Proponents argue that doing so benefits Taiwan’s 140 universities, where enrolment has been shrinking after years of low birth rates.

However, many Taiwanese are opposed to the move for fear that the best universities and jobs will be snapped up by mainland Chinese.

In August last year, the Kuomintang-controlled Parliament finally pushed through legislative amendments ― including recognition of qualifications awarded by 41 universities in China ― that paved the way for mainland students to come over.

However, the amendments came with numerous restrictions intended to silence detractors led by the opposition Democratic Progressive Party.

Intake from mainland China is limited to 1 percent of the total enrolment for Taiwan universities.

Public universities ― which are generally more prestigious and receive more government subsidies ― can take in only doctoral and master’s students.

Only residents of Beijing, Shanghai, Jiangsu, Zhejiang, Fujian and Guangdong ― six of China’s richest cities and provinces ― can apply, and they are expressly barred from studying medicine, or subjects related to national security or key technologies such as aeronautics.

Chinese students are also not allowed to apply for government scholarships or to work outside their studies or to remain in Taiwan after they graduate.

The restrictions do not apply to the other 22,000 foreigners, mainly ethnic Chinese from Malaysia, Indonesia and the United States, enrolled here.

By the time applications closed in June, only about 3,000 Chinese had signed up for the 2,141 places available.

Some of those who secured a place ultimately decided against coming to Taiwan.

“I feel that Taiwan’s policy is rather unfriendly,” one of these students, identified by only her surname Lin, was quoted as saying by Nanfang Daily, a mainland newspaper.

Instead, Lin ― who had applied to do a master’s degree in management in Taiwan after graduating from Sun Yat-sen University in Guangdong ― accepted an offer from The Chinese University of Hong Kong. There, she will be able to apply for a government scholarship and to work after graduation.

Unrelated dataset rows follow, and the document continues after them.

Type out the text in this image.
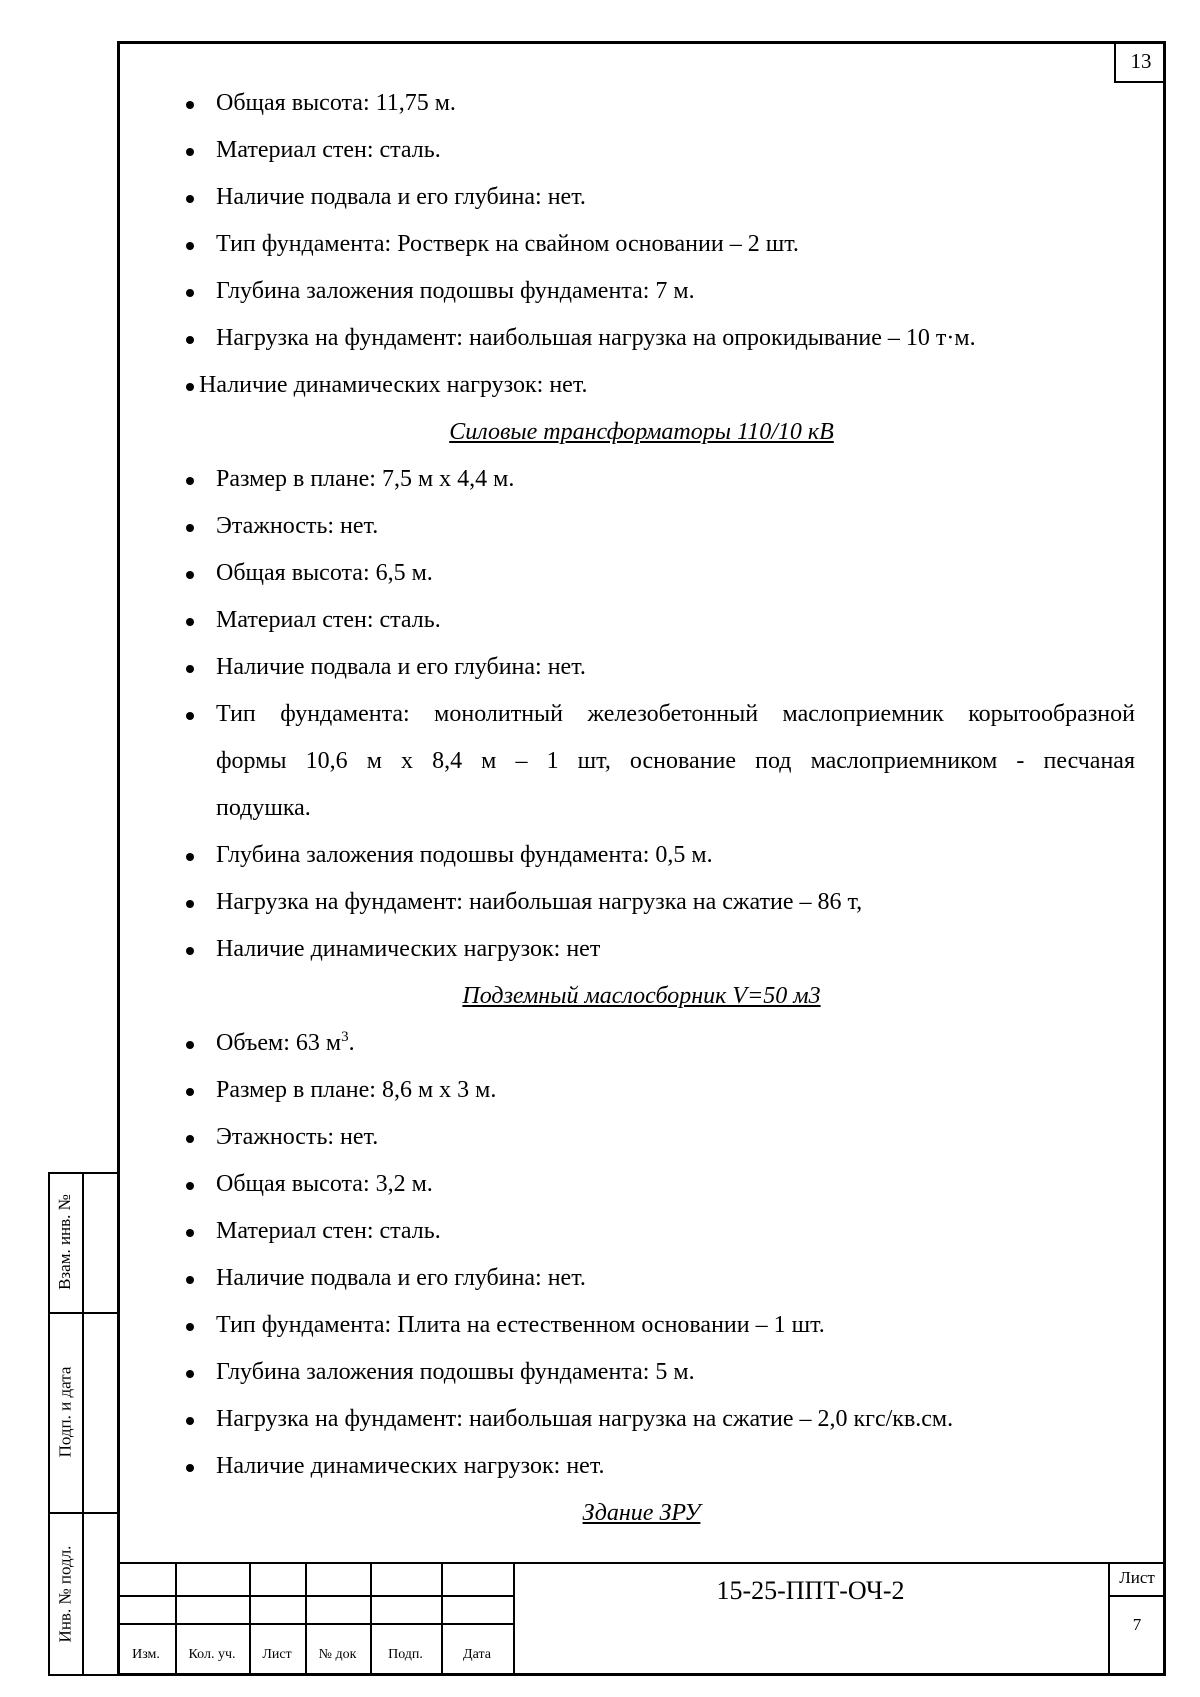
13
Общая высота: 11,75 м.
Материал стен: сталь.
Наличие подвала и его глубина: нет.
Тип фундамента: Ростверк на свайном основании – 2 шт.
Глубина заложения подошвы фундамента: 7 м.
Нагрузка на фундамент: наибольшая нагрузка на опрокидывание – 10 т·м.
Наличие динамических нагрузок: нет.
Силовые трансформаторы 110/10 кВ
Размер в плане: 7,5 м х 4,4 м.
Этажность: нет.
Общая высота: 6,5 м.
Материал стен: сталь.
Наличие подвала и его глубина: нет.
Тип фундамента: монолитный железобетонный маслоприемник корытообразной
формы 10,6 м х 8,4 м – 1 шт, основание под маслоприемником - песчаная
подушка.
Глубина заложения подошвы фундамента: 0,5 м.
Нагрузка на фундамент: наибольшая нагрузка на сжатие – 86 т,
Наличие динамических нагрузок: нет
Подземный маслосборник V=50 м3
Объем: 63 $м^3$.
Размер в плане: 8,6 м х 3 м.
Этажность: нет.
Общая высота: 3,2 м.
Материал стен: сталь.
Наличие подвала и его глубина: нет.
Тип фундамента: Плита на естественном основании – 1 шт.
Глубина заложения подошвы фундамента: 5 м.
Нагрузка на фундамент: наибольшая нагрузка на сжатие – 2,0 кгс/кв.см.
Наличие динамических нагрузок: нет.
Здание ЗРУ
Взам. инв. №
Подп. и дата
Инв. № подл.
Изм.	Кол. уч.	Лист	№ док	Подп.	Дата
15-25-ППТ-ОЧ-2	Лист
7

Dr Michael Chen, president of the privately run Ling Tung University in central Taiwan, said that when he went to China to hold recruitment talks, parents complained that the various restrictions set by Taiwan were a form of prejudice.

Yet, some believe that even without the restrictions, the program could still be mired in opposition.

“A step-by-step approach is necessary,” said Dr Tai from Tamkang University, who hopes to attract up to 20 per cent more mainland students next year.

Chu Chun-chang, a senior official at the Education Ministry’s higher education department, told The Straits Times that some of the restrictions might be relaxed for the next academic year.